Attorney General Kris Kobach filed his lawsuit in state court, seeking an order to stop Gov. Laura Kelly, and agencies under her control, from letting transgender people change their licenses. Kobach contends a law that took effect Saturday prevents such changes and requires the state to reverse any previous changes in its records.
Kobach has argued that the law applies in the same way to birth certificates, but the lawsuit filed Friday doesn't address those documents. The settlement of a 2018 federal lawsuit requires Kansas to allow transgender people to change their birth certificates.
“The Governor cannot pick and choose which laws she will enforce and which laws she will ignore,” reads the lawsuit, filed in state district court in Shawnee County, home to the state capital, Topeka. It seeks to force the governor to enforce the law as he sees it and names as defendants two officials who oversee driver’s licenses.
While Kelly isn’t named as a defendant, the lawsuit holds her responsible for the policy on driver’s licenses.
“Governor Kelly is faithfully executing the laws of the state and has directed her administration to as well,” spokesperson Brianna Johnson said in a statement.
Even with a raft of measures targeting transgender people in statehouses across the U.S. this year, Kansas would be atypical for not allowing them to change sex or gender markers on birth certificates, driver's licenses or either. Montana and Tennessee also have policies against changing either document, and Oklahoma has a policy against changing birth certificates.
“The state has been doing just fine,” said Adam Kellogg, a 20-year-old transgender University of Kansas student. “The fact that this is an issue now for some reason is confusing, to say the least, when there hasn’t really been a problem.”
The dispute between Kobach and Kelly highlights an odd feature of their generally conservative state's modern politics. In the past 50 years, Republicans have won every U.S. Senate race, but Democrats have won half of the governor's races with support from GOP moderates. The Legislature has anti-abortion Republican supermajorities, but a statewide vote in August 2022 decisively affirmed abortion rights.
Kelly won her first term as governor in 2018 by defeating Kobach, who was then the Kansas secretary of state. He staged a political comeback last year by winning the attorney general’s race as she captured a second term, both of them by slim margins.
More than 900 people in Kansas have changed the listing for sex on their birth certificates in the past four years. About 400 have changed their driver's licenses in that period, about four times as many a month this year as previously. The number of driver's licenses changes accelerated in May and June as LGBTQ+ rights advocates encouraged people to do it ahead of the new law.
That new law defines a person's sex as male or female, based on the “biological reproductive system” identified at birth, applying that definition to any state law or regulation. It also says that “important governmental objectives" of protecting people's privacy, health and safety justify single-sex spaces such as bathrooms and locker rooms.
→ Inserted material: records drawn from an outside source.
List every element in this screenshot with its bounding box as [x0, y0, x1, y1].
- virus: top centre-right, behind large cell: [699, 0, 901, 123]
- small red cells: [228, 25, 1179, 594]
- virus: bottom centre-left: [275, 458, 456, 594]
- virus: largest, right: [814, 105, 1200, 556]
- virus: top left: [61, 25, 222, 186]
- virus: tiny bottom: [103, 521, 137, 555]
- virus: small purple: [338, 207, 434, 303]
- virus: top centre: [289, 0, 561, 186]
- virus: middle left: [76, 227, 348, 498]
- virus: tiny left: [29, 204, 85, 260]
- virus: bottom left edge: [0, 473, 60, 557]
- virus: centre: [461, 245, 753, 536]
The governor's office said last week that the state health department, which handles birth certificates, and the motor vehicle division, which issues driver's licenses, would continue allowing transgender people to change the markers for sex on those documents. Her office said lawyers in her administration had concluded that doing so doesn't violate the new law. Kelly is a strong supporter of LGBTQ+ rights and vetoed the measure, but the Legislature overrode her.
But the governor's statements about the new law are at odds with descriptions from LGBTQ+ rights advocates before the Republican-controlled Legislature enacted it over Kelly's veto. The advocates predicted that it would prevent transgender people from changing their driver's licenses and amounted to a legal “erasure” of their identities, something Kobach confirmed as the intent when he issued his legal opinion.
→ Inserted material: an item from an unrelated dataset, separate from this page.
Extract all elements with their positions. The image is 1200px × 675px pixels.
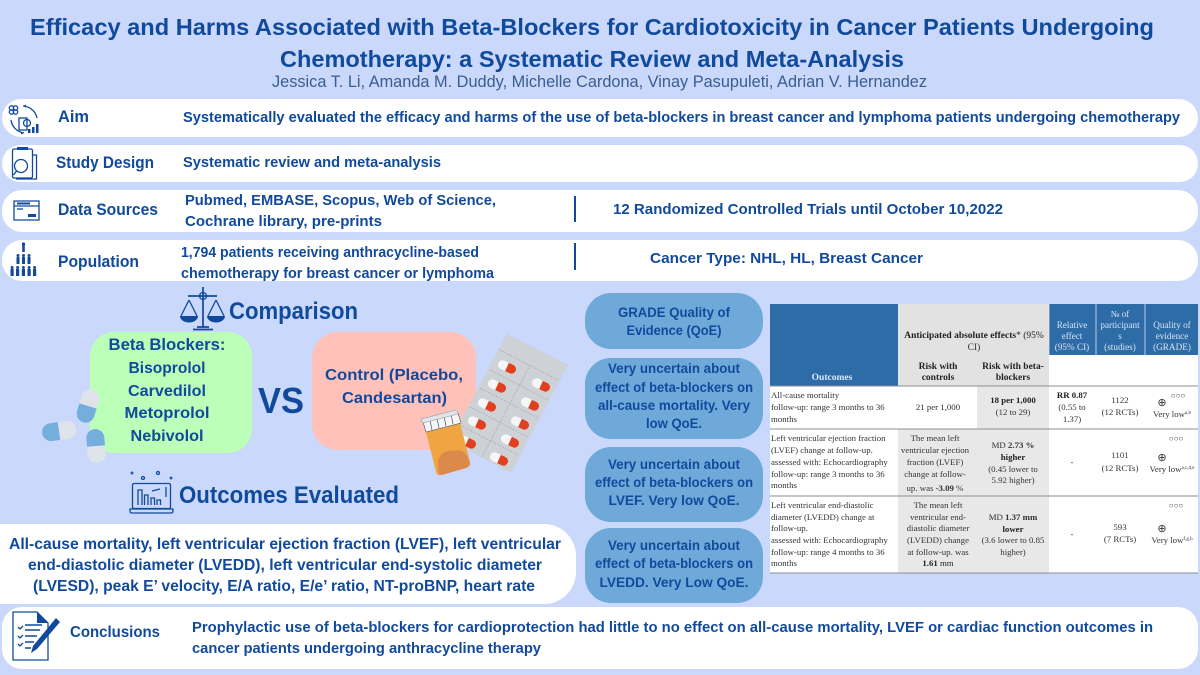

Kansas is also among at least 10 states with a law against transgender people using facilities in line with their gender identities, though it includes no enforcement mechanism.
“For me to go into a bathroom and not have a marker that represents who I am, I was terrified. I was afraid I was going to get accosted or harassed,” said Ty Goeke, a 37-year-old transgender Topeka resident who changed both his birth certificate and driver’s license last month. “Now that I have the correct marker, I feel much better, feel more confident."